Department of Pharmacology and Pharmaceutical Sciences, University of Southern California School of Pharmacy, Los Angeles, USA.
J Control Release. 2013 Nov 10;171(3):269-79. doi: 10.1016/j.jconrel.2013.07.016. Epub 2013 Jul 25.
Sjögren's syndrome (SjS) is a chronic autoimmune disease characterized initially by lymphocytic infiltration and destruction of exocrine glands, followed by systemic organ damage and B-cell lymphoma. Conventional treatment is based on management of symptoms and there is a shortage of therapies that address the underlying causes of inflammation at source exocrine tissue.
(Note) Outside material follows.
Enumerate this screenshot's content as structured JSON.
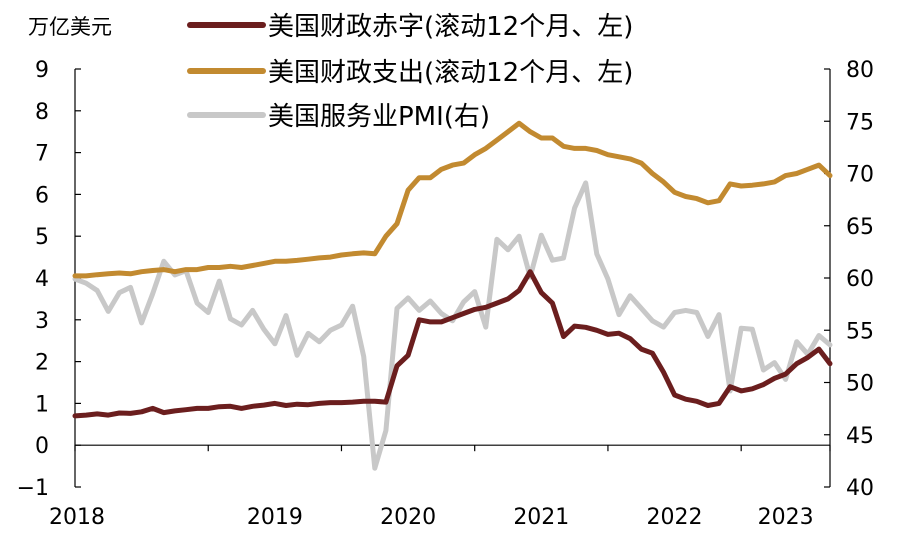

The aim of this study was to test a novel protein polymer-based platform consisting of diblock copolymers composed from Elastin-like Polypeptides (ELPs) fused with FKBP12, to deliver a potent immunosuppressant with dose-limiting toxicity, rapamycin (Rapa) also known as Sirolimus, and evaluate its effects on the inflamed lacrimal gland (LG) of non-obese diabetic mouse (NOD), a classic mouse model of SjS. Both soluble and diblock copolymer ELPs were fused to FKBP12 and characterized with respect to purity, hydrodynamic radii, drug entrapment and release. Both formulations showed successful association with Rapa; however, the nanoparticle formulation, FSI, released drug with nearly a 5 fold longer terminal half-life of 62.5h. The strong interaction of FSI nanoparticles with Rapa was confirmed in vivo by a shift in the monoexponential pharmacokinetic profile for free drug to a biexponential profile for the nanoparticle formulation. When acutely administered by injection into NOD mice via the tail vein, this FSI formulation significantly suppressed lymphocytic infiltration in the LG relative to the control group while reducing toxicity. There was also a significant effect on inflammatory and mammalian target of Rapamycin (mTOR) pathway genes in the LG and surprisingly, our nanoparticle formulation was significantly better at decreasing a proposed tear biomarker of SjS, cathepsin S (CATS) compared to free drug. These findings suggest that FSI is a promising tool for delivering Rapa for treatment of SjS in a murine model and may be further explored to meet the unmet medical challenge of SjS.
干燥综合征(SjS)是一种慢性自身免疫性疾病,最初表现为淋巴细胞浸润和外分泌腺破坏,随后出现全身器官损伤和 B 细胞淋巴瘤。传统的治疗方法基于症状的管理,缺乏针对外分泌组织炎症根本原因的治疗方法。本研究旨在测试一种新型的蛋白聚合物平台,该平台由弹性蛋白样多肽(ELP)组成的嵌段共聚物组成,融合了 FKBP12,以输送具有剂量限制毒性的强效免疫抑制剂雷帕霉素(Rapa),也称为西罗莫司,并评估其对非肥胖型糖尿病小鼠(NOD)的炎症性泪腺(LG)的影响,NOD 是 SjS 的经典小鼠模型。可溶性和嵌段共聚物 ELP 均与 FKBP12 融合,并对纯度、流体力学半径、药物包封和释放进行了表征。两种制剂均成功地与 Rapa 结合;然而,纳米粒子制剂 FSI 的药物释放半衰期几乎延长了 5 倍,达到 62.5h。体内实验证实了 FSI 纳米粒子与 Rapa 的强相互作用,使游离药物的单指数药代动力学曲线转变为纳米粒子制剂的双指数曲线。当通过尾静脉注射急性给予 NOD 小鼠时,与对照组相比,这种 FSI 制剂显著抑制了 LG 中的淋巴细胞浸润,同时降低了毒性。LG 中的炎症和哺乳动物雷帕霉素靶蛋白(mTOR)通路基因也有显著影响,令人惊讶的是,与游离药物相比,我们的纳米粒子制剂在降低 SjS 的一个拟议的泪液生物标志物——组织蛋白酶 S(CATS)方面效果更显著。这些发现表明,FSI 是一种有前途的工具,可用于在小鼠模型中输送 Rapa 治疗 SjS,并可能进一步探索以满足 SjS 未满足的医疗挑战。